# Howdy from South Texas



## BestofTexas (Jul 18, 2021)

Hey y’all, south Texas native, been fishing from POC to South Padre my whole life. Currently fishing out of a Drake Outlaw.


----------



## tide_runner (Aug 1, 2021)

Welcome! I'm new here too. That Drake is


----------



## permitchaser (Aug 26, 2013)

I guess that's your boom box or heater
welcome aboard, nice boat


----------



## BestofTexas (Jul 18, 2021)

permitchaser said:


> I guess that's your boom box or heater
> welcome aboard, nice boat


Definitely the stereo, it’s damn sure hot enough down here 😂


----------



## BestofTexas (Jul 18, 2021)

tide_runner said:


> Welcome! I'm new here too. That Drake is


Thanks amigo! It’s a pretty sweet rig.


----------



## attitudeindicator (Sep 8, 2020)

Welcome! Sweet rig! How do you like that speaker?


----------



## permitchaser (Aug 26, 2013)

BestofTexas said:


> Definitely the stereo, it’s damn sure hot enough down here 😂


we had 110 degree index yesterday here in jawja lot cooler today 87 don't know the index or what it feels like


----------



## BestofTexas (Jul 18, 2021)

attitudeindicator said:


> Welcome! Sweet rig! How do you like that speaker?
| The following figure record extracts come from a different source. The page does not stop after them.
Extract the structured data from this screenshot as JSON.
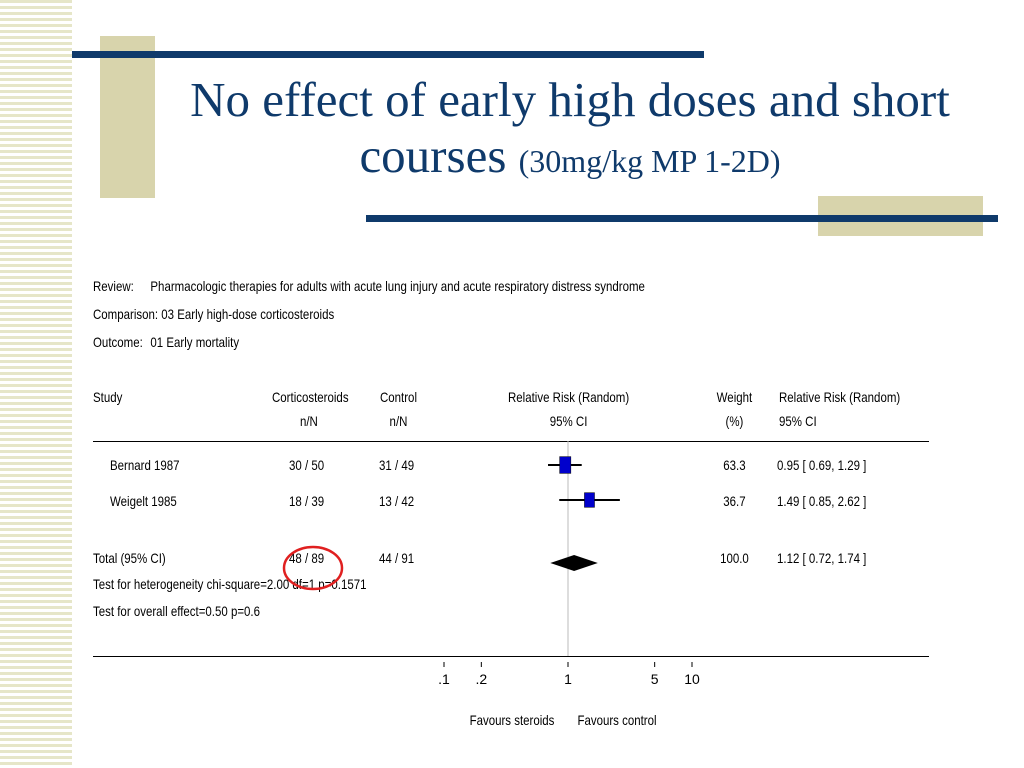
{
  "slide": {
    "title_main": "No effect of early high doses and short courses",
    "title_sub": "(30mg/kg MP 1-2D)"
  },
  "meta": {
    "review_label": "Review:",
    "review_value": "Pharmacologic therapies for adults with acute lung injury and acute respiratory distress syndrome",
    "comparison_label": "Comparison:",
    "comparison_value": "03 Early high-dose corticosteroids",
    "outcome_label": "Outcome:",
    "outcome_value": "01 Early mortality"
  },
  "headers": {
    "study": "Study",
    "cortico_1": "Corticosteroids",
    "cortico_2": "n/N",
    "control_1": "Control",
    "control_2": "n/N",
    "rr_1": "Relative Risk (Random)",
    "rr_2": "95% CI",
    "weight_1": "Weight",
    "weight_2": "(%)",
    "rrci_1": "Relative Risk (Random)",
    "rrci_2": "95% CI"
  },
  "rows": [
    {
      "study": "Bernard 1987",
      "cortico": "30 / 50",
      "control": "31 / 49",
      "weight": "63.3",
      "ci": "0.95 [ 0.69, 1.29 ]"
    },
    {
      "study": "Weigelt 1985",
      "cortico": "18 / 39",
      "control": "13 / 42",
      "weight": "36.7",
      "ci": "1.49 [ 0.85, 2.62 ]"
    }
  ],
  "total": {
    "study": "Total (95% CI)",
    "cortico": "48 / 89",
    "control": "44 / 91",
    "weight": "100.0",
    "ci": "1.12 [ 0.72, 1.74 ]"
  },
  "tests": {
    "heterogeneity": "Test for heterogeneity chi-square=2.00 df=1 p=0.1571",
    "overall": "Test for overall effect=0.50 p=0.6"
  },
  "annotation_color": "#e02020",
  "marker_color": "#0000cc",
  "chart_data": {
    "type": "scatter",
    "x_scale": "log",
    "xlim": [
      0.1,
      10
    ],
    "x_ticks": [
      ".1",
      ".2",
      "1",
      "5",
      "10"
    ],
    "x_tick_values": [
      0.1,
      0.2,
      1,
      5,
      10
    ],
    "xlabel_left": "Favours steroids",
    "xlabel_right": "Favours control",
    "reference_line": 1,
    "studies": [
      {
        "name": "Bernard 1987",
        "rr": 0.95,
        "lower": 0.69,
        "upper": 1.29,
        "weight": 63.3
      },
      {
        "name": "Weigelt 1985",
        "rr": 1.49,
        "lower": 0.85,
        "upper": 2.62,
        "weight": 36.7
      }
    ],
    "pooled": {
      "name": "Total (95% CI)",
      "rr": 1.12,
      "lower": 0.72,
      "upper": 1.74
    }
  }
}
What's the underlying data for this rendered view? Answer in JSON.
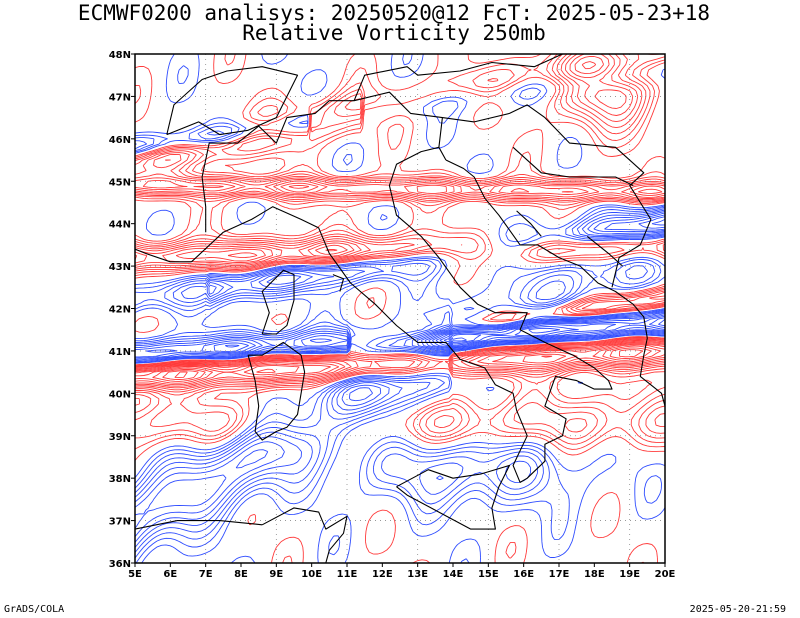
{
  "title": {
    "line1": "ECMWF0200 analisys: 20250520@12 FcT: 2025-05-23+18",
    "line2": "Relative Vorticity 250mb"
  },
  "footer": {
    "left": "GrADS/COLA",
    "right": "2025-05-20-21:59"
  },
  "map": {
    "lon_range": [
      5,
      20
    ],
    "lat_range": [
      36,
      48
    ],
    "lon_labels": [
      "5E",
      "6E",
      "7E",
      "8E",
      "9E",
      "10E",
      "11E",
      "12E",
      "13E",
      "14E",
      "15E",
      "16E",
      "17E",
      "18E",
      "19E",
      "20E"
    ],
    "lat_labels": [
      "36N",
      "37N",
      "38N",
      "39N",
      "40N",
      "41N",
      "42N",
      "43N",
      "44N",
      "45N",
      "46N",
      "47N",
      "48N"
    ],
    "colors": {
      "positive": "#ff3b3b",
      "negative": "#2f4dff",
      "coast": "#000000",
      "grid": "#8a8a8a"
    },
    "grid": "dotted"
  }
}
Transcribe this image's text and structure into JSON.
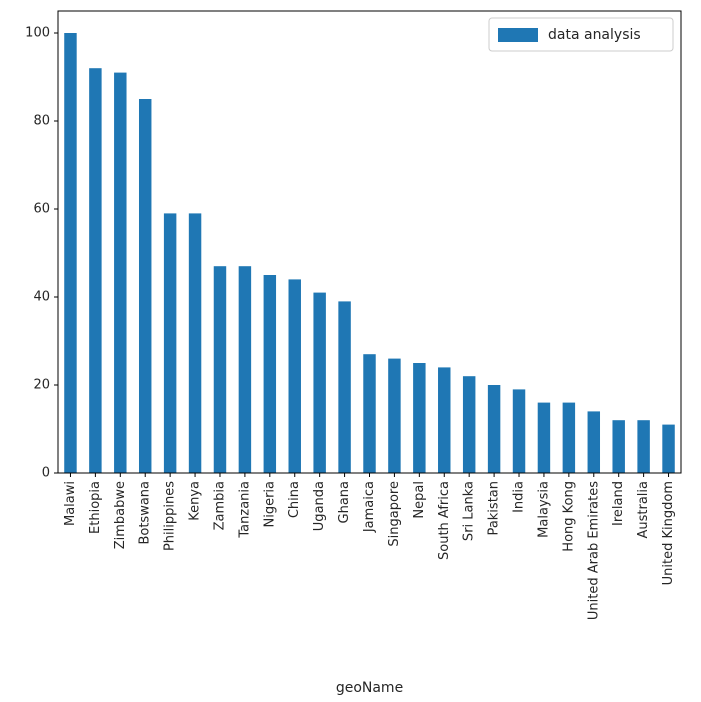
{
  "chart_data": {
    "type": "bar",
    "categories": [
      "Malawi",
      "Ethiopia",
      "Zimbabwe",
      "Botswana",
      "Philippines",
      "Kenya",
      "Zambia",
      "Tanzania",
      "Nigeria",
      "China",
      "Uganda",
      "Ghana",
      "Jamaica",
      "Singapore",
      "Nepal",
      "South Africa",
      "Sri Lanka",
      "Pakistan",
      "India",
      "Malaysia",
      "Hong Kong",
      "United Arab Emirates",
      "Ireland",
      "Australia",
      "United Kingdom"
    ],
    "series": [
      {
        "name": "data analysis",
        "color": "#1f77b4",
        "values": [
          100,
          92,
          91,
          85,
          59,
          59,
          47,
          47,
          45,
          44,
          41,
          39,
          27,
          26,
          25,
          24,
          22,
          20,
          19,
          16,
          16,
          14,
          12,
          12,
          11
        ]
      }
    ],
    "title": "",
    "xlabel": "geoName",
    "ylabel": "",
    "ylim": [
      0,
      105
    ],
    "yticks": [
      0,
      20,
      40,
      60,
      80,
      100
    ],
    "grid": false,
    "legend_position": "top-right"
  }
}
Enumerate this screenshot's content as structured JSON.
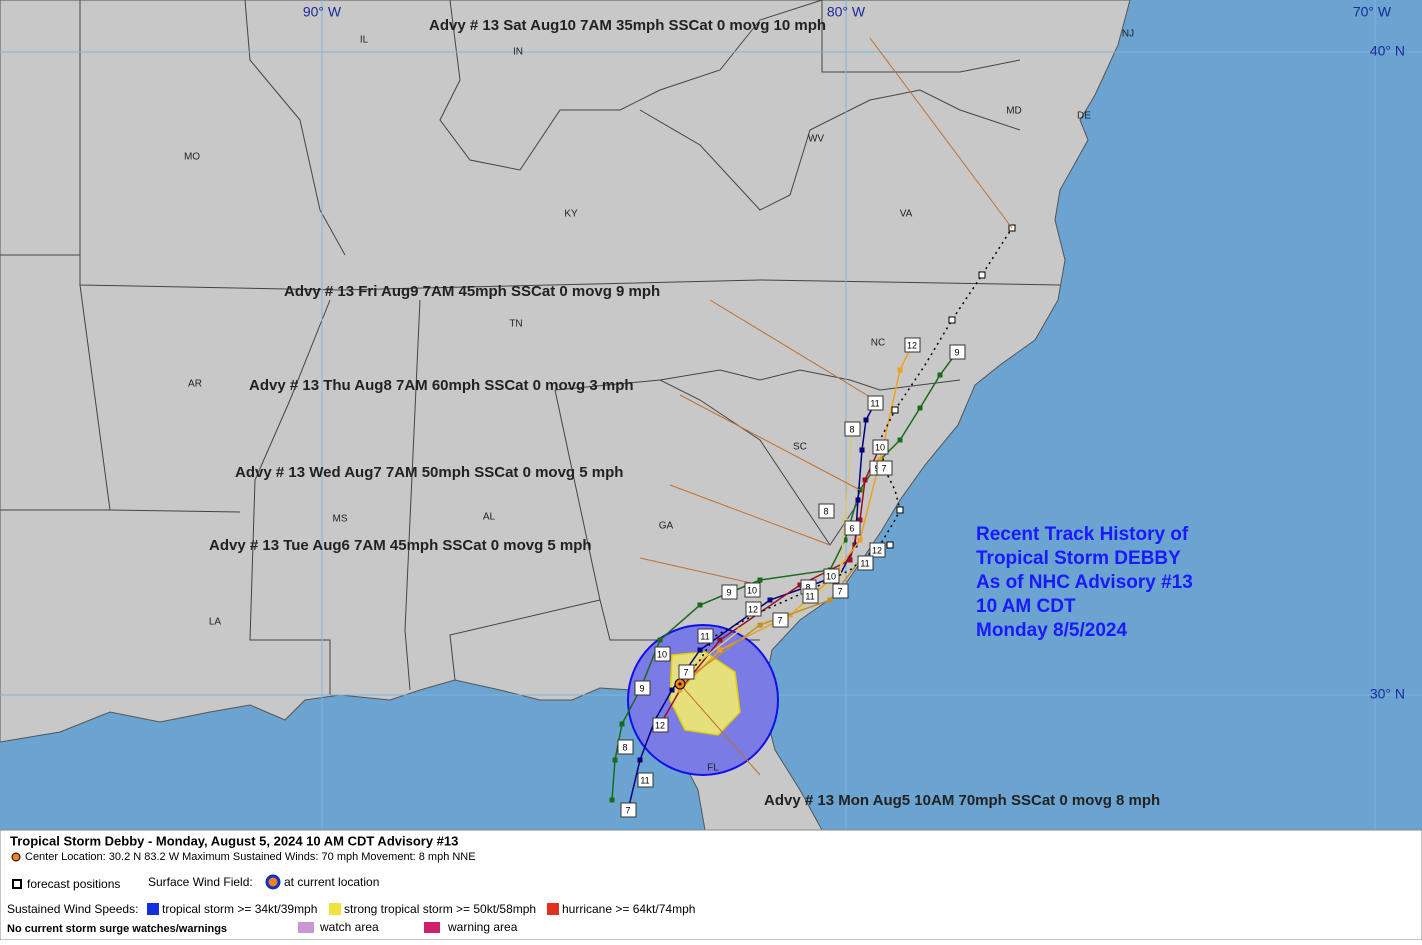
{
  "map": {
    "lon_labels": [
      "90° W",
      "80° W",
      "70° W"
    ],
    "lat_labels": [
      "40° N",
      "30° N"
    ],
    "state_labels": [
      "IL",
      "IN",
      "MO",
      "KY",
      "WV",
      "VA",
      "MD",
      "DE",
      "NJ",
      "TN",
      "NC",
      "AR",
      "SC",
      "MS",
      "AL",
      "GA",
      "LA",
      "FL"
    ],
    "advisories": [
      "Advy # 13 Sat Aug10 7AM  35mph SSCat 0 movg 10 mph",
      "Advy # 13 Fri Aug9 7AM  45mph SSCat 0 movg 9 mph",
      "Advy # 13 Thu Aug8 7AM  60mph SSCat 0 movg 3 mph",
      "Advy # 13 Wed Aug7 7AM  50mph SSCat 0 movg 5 mph",
      "Advy # 13 Tue Aug6 7AM  45mph SSCat 0 movg 5 mph",
      "Advy # 13 Mon Aug5 10AM  70mph SSCat 0 movg 8 mph"
    ],
    "history_box": [
      "Recent Track History of",
      "Tropical Storm DEBBY",
      "As of NHC Advisory #13",
      "10 AM CDT",
      "Monday 8/5/2024"
    ],
    "track_labels": [
      "12",
      "9",
      "11",
      "8",
      "10",
      "9",
      "7",
      "8",
      "6",
      "12",
      "11",
      "10",
      "8",
      "7",
      "11",
      "10",
      "9",
      "12",
      "7",
      "11",
      "10",
      "7",
      "9",
      "12",
      "8",
      "11",
      "7"
    ]
  },
  "legend": {
    "title": "Tropical Storm Debby  -  Monday, August 5, 2024  10 AM CDT   Advisory #13",
    "details": "Center Location: 30.2 N  83.2 W  Maximum Sustained Winds: 70 mph  Movement: 8 mph NNE",
    "forecast": "forecast positions",
    "wind_field": "Surface Wind Field:",
    "current": "at current location",
    "speeds": "Sustained Wind Speeds:",
    "ts": "tropical storm >= 34kt/39mph",
    "sts": "strong tropical storm >= 50kt/58mph",
    "hu": "hurricane >= 64kt/74mph",
    "surge": "No current storm surge watches/warnings",
    "watch": "watch area",
    "warning": "warning area"
  }
}
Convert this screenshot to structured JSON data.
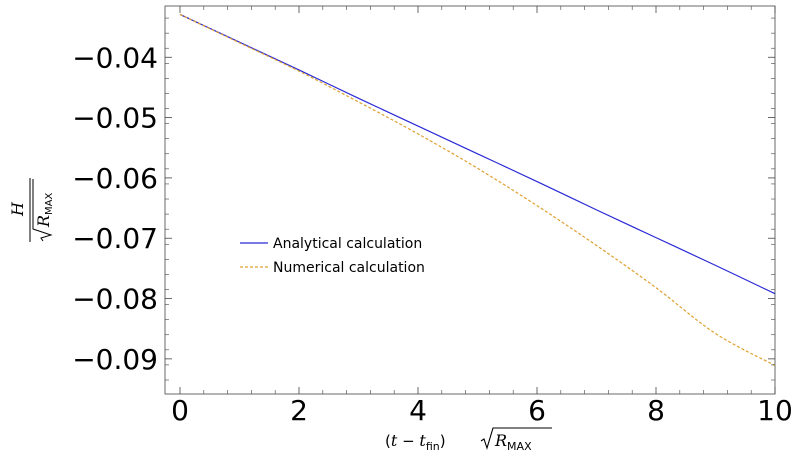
{
  "chart_data": {
    "type": "line",
    "title": "",
    "xlabel": {
      "open": "(",
      "var_t": "t",
      "minus": " − ",
      "var_t2": "t",
      "sub_fin": "fin",
      "close": ")",
      "var_R": "R",
      "sub_max": "MAX"
    },
    "ylabel": {
      "numerator": "H",
      "var_R": "R",
      "sub_max": "MAX"
    },
    "xlim": [
      0,
      10
    ],
    "ylim": [
      -0.094,
      -0.0315
    ],
    "x_ticks": [
      {
        "value": 0,
        "label": "0"
      },
      {
        "value": 2,
        "label": "2"
      },
      {
        "value": 4,
        "label": "4"
      },
      {
        "value": 6,
        "label": "6"
      },
      {
        "value": 8,
        "label": "8"
      },
      {
        "value": 10,
        "label": "10"
      }
    ],
    "y_ticks": [
      {
        "value": -0.04,
        "label": "−0.04"
      },
      {
        "value": -0.05,
        "label": "−0.05"
      },
      {
        "value": -0.06,
        "label": "−0.06"
      },
      {
        "value": -0.07,
        "label": "−0.07"
      },
      {
        "value": -0.08,
        "label": "−0.08"
      },
      {
        "value": -0.09,
        "label": "−0.09"
      }
    ],
    "grid": false,
    "legend_position": "center-left",
    "series": [
      {
        "name": "Analytical calculation",
        "color": "#2a2ad6",
        "style": "solid",
        "x": [
          0,
          1,
          2,
          3,
          4,
          5,
          6,
          7,
          8,
          9,
          10
        ],
        "y": [
          -0.0329,
          -0.0375,
          -0.0421,
          -0.0468,
          -0.0514,
          -0.056,
          -0.0606,
          -0.0653,
          -0.0699,
          -0.0745,
          -0.0792
        ]
      },
      {
        "name": "Numerical calculation",
        "color": "#e0a030",
        "style": "dashed",
        "x": [
          0,
          1,
          2,
          3,
          4,
          5,
          6,
          7,
          8,
          9,
          10
        ],
        "y": [
          -0.0329,
          -0.0376,
          -0.0423,
          -0.0474,
          -0.0527,
          -0.0584,
          -0.0646,
          -0.0712,
          -0.0782,
          -0.0858,
          -0.0911
        ]
      }
    ]
  }
}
The Turtlebox is rad, super loud when you’re on the move and still can be quiet if you want to listen while you fish. LONG battery life.


----------



## BestofTexas (Jul 18, 2021)

permitchaser said:


> we had 110 degree index yesterday here in jawja lot cooler today 87 don't know the index or what it feels like


Index here at 6:30 pm is 101 🥵


----------



## permitchaser (Aug 26, 2013)

Must be global warming or climate change or new ice age I can't keep up
it's summer


----------



## MudSkipper (Jan 11, 2021)

Welcome from Louisiana. Wish we had snook here. Very nice photo.


----------



## Rocksteady1 (Apr 14, 2020)

Welcome. How do you like that outlaw?


----------



## BestofTexas (Jul 18, 2021)

Rocksteady1 said:


> Welcome. How do you like that outlaw?


I really love it. It gets skinny skinny, as mine is pretty much bare bones, so perfect for my area of the coast.


----------



## Rocksteady1 (Apr 14, 2020)

BestofTexas said:


> I really love it. It gets skinny skinny, as mine is pretty much bare bones, so perfect for my area of the coast.


I’m sending you a direct message on pricing.


----------



## Luis (Jul 4, 2020)

Welcome, awesome boat.


----------



## trekker (Sep 19, 2015)

That a flat brim ?


----------



## BestofTexas (Jul 18, 2021)

trekker said:


> That a flat brim ?


Sure is, been wearing one since the 90’s.


----------



## trekker (Sep 19, 2015)

BestofTexas said:


> Sure is, been wearing one since the 90’s.


Lol. I call BS. Badass boat, Bro. If I had the funds, that's what I would be riding in.


----------



## BestofTexas (Jul 18, 2021)

trekker said:


> Lol. I call BS. Badass boat, Bro. If I had the funds, that's what I would be riding in.


Whatever you say amigo.


----------



## lemaymiami (Feb 9, 2007)

I fished my customers yesterday out of Flamingo in those same hot, humid conditions with little or no wind… Every time we moved it was instant air conditioning - until we stopped at that next spot…
It’s August, and it’s cooking - the way it always does. We’ll be fishing summer conditions all the way until a week or so before Halloween…

By the way, love to see a few more pics of that Drake… and welcome aboard…


----------



## BestofTexas (Jul 18, 2021)

lemaymiami said:


> I fished my customers yesterday out of Flamingo in those same hot, humid conditions with little or no wind… Every time we moved it was instant air conditioning - until we stopped at that next spot…
> It’s August, and it’s cooking - the way it always does. We’ll be fishing summer conditions all the way until a week or so before Halloween…
> 
> By the way, love to see a few more pics of that Drake… and welcome aboard…


The same here amigo, we have one week of fall/winter/spring, other than that it’s summer.


----------



## lemaymiami (Feb 9, 2007)

That’s a great looking skiff…just what’s needed and nothing else…


----------



## Moscateer (Feb 20, 2019)

Welcome!! Nice skiff!


----------



## Moscateer (Feb 20, 2019)

Really digging the chair!


----------



## moore412 (May 20, 2014)

Welcome!


----------



## Atxsalt (Oct 21, 2020)

Welcome. Austin based but fish south of corpus to nine mile.


----------